The simple, but important, fact is that we have no idea what would have happened had we let AIG and Bear go into bankruptcy proceedings. Nor do we know what would have happened if Lehman had been saved. Macroeconomics does not have the luxury of running natural experiments to determine the impact of a corporate failure. Scholars have an obligation to accurately reflect the uncertainties in the debate. Those that assert Lehman proved anything, are being at best disingenuous, and at worst, dishonest.


Let us, however, put forth a few things we do know:

  1. We know none of Lehman’s counterparties failed as a result of Lehman’s failures. Just as we know none of AIG”s counterparties would have failed if they did not get 100 cents on the dollar from their CDS positions. So where exactly is the proof of contagion?
  2. We know we had a nasty housing bubble. We were going to lose millions of jobs in construction and real estate regardless of what we did. We knew financial institutions heavily invested in housing would suffer. How exactly would saving Lehman have prevented any of that?

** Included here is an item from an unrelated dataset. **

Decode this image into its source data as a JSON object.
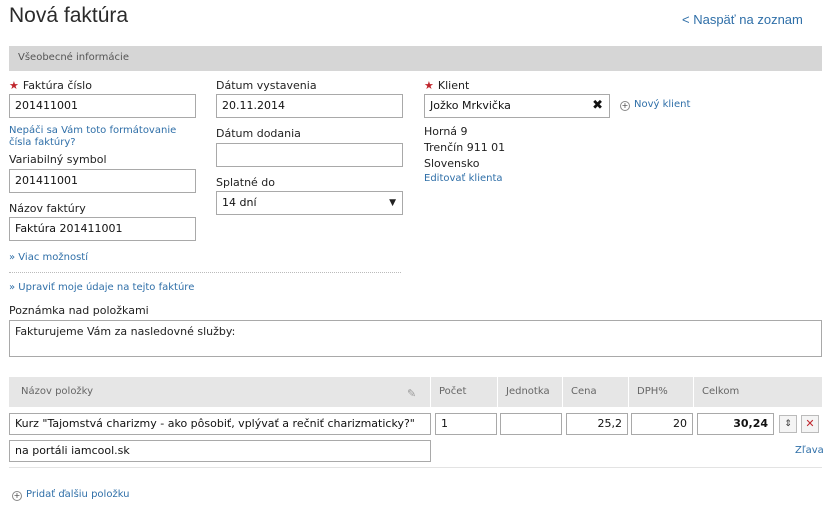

The debate over ending bailouts and too-big-to-fail will not progress, we will not learn a thing, if we let simple, empty assertion pass as fact. Much of the public remains angry at Washington because those responsible, such as Bernanke and Geithner, have never laid out a believable or plausible narrative for the bailouts. It always comes back to “panic.” If we are ever to hope to return to being a country governed by the rule of law, rather than the whims of men, then we need a lot more of an explanation than “panic.”